Прима выходит на сцену чуть волнуясь, но уже изрядно повеселев. Объявляет, что исключительно здесь и сейчас состоится выступление в уникальном составе. Ей будет аккомпанировать Груздев со своим квинтетом. Тут я начинаю догадываться, что за спор довелось наблюдать - и, судя по всему, прима уступила. На сцену выходит талантливый бизнесмен с несколькими дубайскими музыкантами. Начинают играть. Прима запевает. Ансамбль играет всё динамичнее и веселее, оперная певица берёт всё более высокие ноты, даже воздух вокруг становится безудержным, несуразным и буйным. Я не знаю, откуда эта ария, и в программке её вроде бы нет.
Потом бизнесмен начинает играть что‑то ну очень знакомое. Прима улыбается с чрезмерно подчёркнутым достоинством, отходит в сторонку от сцены. По залу волнами французского шансона разносится ресторанная «Мурка». Все мужчины за столами, наконец, оживают. Встают. Наверное, сорвали бы свои фраки, если бы могли. Гром аплодисментов.

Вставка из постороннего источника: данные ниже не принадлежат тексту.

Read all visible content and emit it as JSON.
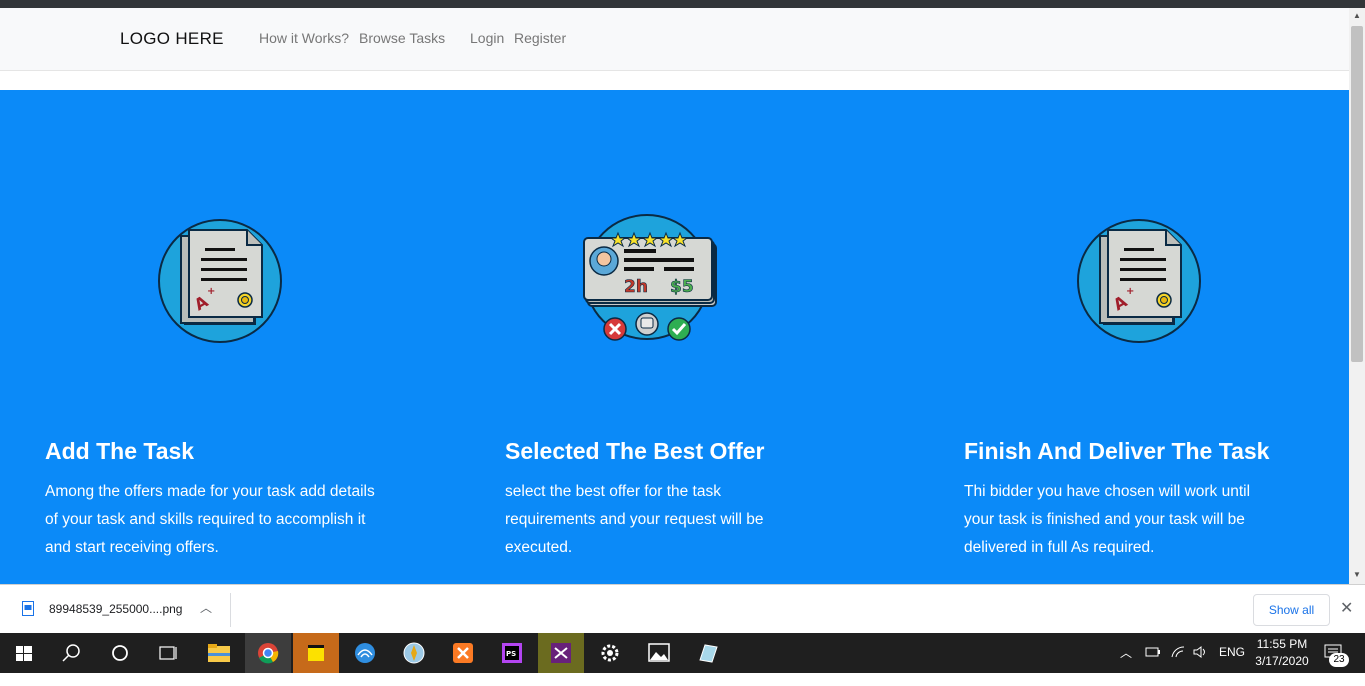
{
  "navbar": {
    "logo": "LOGO HERE",
    "links": [
      "How it Works?",
      "Browse Tasks",
      "Login",
      "Register"
    ]
  },
  "columns": [
    {
      "title": "Add The Task",
      "text": "Among the offers made for your task add details of your task and skills required to accomplish it and start receiving offers.",
      "icon": "certificate-icon"
    },
    {
      "title": "Selected The Best Offer",
      "text": "select the best offer for the task requirements and your request will be executed.",
      "icon": "offer-card-icon",
      "card_time": "2h",
      "card_price": "$5",
      "stars": 5
    },
    {
      "title": "Finish And Deliver The Task",
      "text": "Thi bidder you have chosen will work until your task is finished and your task will be delivered in full As required.",
      "icon": "certificate-icon"
    }
  ],
  "colors": {
    "hero": "#0b8af8",
    "navbar": "#f8f9fa"
  },
  "download": {
    "filename": "89948539_255000....png",
    "show_all": "Show all"
  },
  "taskbar": {
    "language": "ENG",
    "time": "11:55 PM",
    "date": "3/17/2020",
    "notifications": "23"
  }
}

Рядом с нами стоит и тихонько хлопает великая прима, никак не могу поймать её потупленный взгляд. Похоже, она раскраснелась от шампанского и солнца. Видимо, загорала накануне.
В небе
Сначала Анна удивилась отражению в большом зеркале на двери дамской комнаты, словно незнакомцу. Потом по привычке осмотрела себя с головы до ног и удовлетворённо кивнула: бортпроводница мечты. Из зеркала на неё смотрела невысокая грациозная девушка в отутюженной голубой униформе. Анна подошла ближе, поправила воротничок, припудрилась, аккуратно накрасила губы красной помадой. В глазах были отчётливо видны мелкие капилляры и жёлтые пятнышки, а черты лица немного оплыли, как будто она всю ночь пила или плакала. В качестве упражнения улыбнулась сама себе - картинка в отражении выглядела эффектно.

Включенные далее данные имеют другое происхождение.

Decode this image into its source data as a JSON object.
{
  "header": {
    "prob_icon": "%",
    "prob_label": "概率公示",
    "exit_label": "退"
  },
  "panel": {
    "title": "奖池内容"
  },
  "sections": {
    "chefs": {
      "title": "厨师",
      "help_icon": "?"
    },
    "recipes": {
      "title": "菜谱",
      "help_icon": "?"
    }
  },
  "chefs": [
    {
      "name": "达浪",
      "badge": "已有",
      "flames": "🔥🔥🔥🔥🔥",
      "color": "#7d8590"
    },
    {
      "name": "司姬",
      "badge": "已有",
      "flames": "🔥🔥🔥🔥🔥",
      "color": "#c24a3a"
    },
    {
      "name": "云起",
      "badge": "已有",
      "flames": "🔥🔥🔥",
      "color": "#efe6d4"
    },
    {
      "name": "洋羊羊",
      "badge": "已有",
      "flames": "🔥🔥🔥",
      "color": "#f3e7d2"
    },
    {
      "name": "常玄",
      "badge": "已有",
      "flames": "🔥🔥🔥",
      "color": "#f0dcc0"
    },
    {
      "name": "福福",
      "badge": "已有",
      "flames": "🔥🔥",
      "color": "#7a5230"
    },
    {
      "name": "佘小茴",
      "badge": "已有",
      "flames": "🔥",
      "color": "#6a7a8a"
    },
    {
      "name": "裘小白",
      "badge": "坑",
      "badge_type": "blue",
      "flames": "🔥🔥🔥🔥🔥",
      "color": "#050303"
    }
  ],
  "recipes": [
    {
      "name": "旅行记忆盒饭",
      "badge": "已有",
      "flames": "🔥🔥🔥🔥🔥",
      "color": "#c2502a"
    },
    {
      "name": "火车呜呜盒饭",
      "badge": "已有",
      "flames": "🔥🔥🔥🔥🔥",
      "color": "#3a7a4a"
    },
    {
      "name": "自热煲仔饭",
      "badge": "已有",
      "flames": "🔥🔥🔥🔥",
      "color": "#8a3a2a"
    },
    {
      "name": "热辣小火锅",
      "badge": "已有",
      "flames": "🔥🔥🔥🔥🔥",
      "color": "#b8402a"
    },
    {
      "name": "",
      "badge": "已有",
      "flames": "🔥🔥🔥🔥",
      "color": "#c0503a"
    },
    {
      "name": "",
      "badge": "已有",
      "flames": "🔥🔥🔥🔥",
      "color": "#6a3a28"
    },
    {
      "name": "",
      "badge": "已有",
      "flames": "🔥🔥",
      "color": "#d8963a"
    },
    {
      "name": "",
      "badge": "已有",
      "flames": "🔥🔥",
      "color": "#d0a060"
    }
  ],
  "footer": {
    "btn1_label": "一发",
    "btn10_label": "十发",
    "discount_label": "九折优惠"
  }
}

Стюардесса потянула за ручку чемодан и вышла в зону брифинга, нашла экипаж на свой перелёт. Опять незнакомые девушки и парни, все аккуратно одетые и причёсанные. «Привет, как дела, из какой ты страны»,- улыбки, разговоры о выходных и о новых ресторанах города. Пока старший бортпроводник проводил инструктаж, Анна монотонно кивала головой и всё посматривала через панорамные окна на взлётное поле. Сели в автобус, чтобы доехать до самолёта.
- Вот здорово, что Лили Макинтош будет на нашем рейсе.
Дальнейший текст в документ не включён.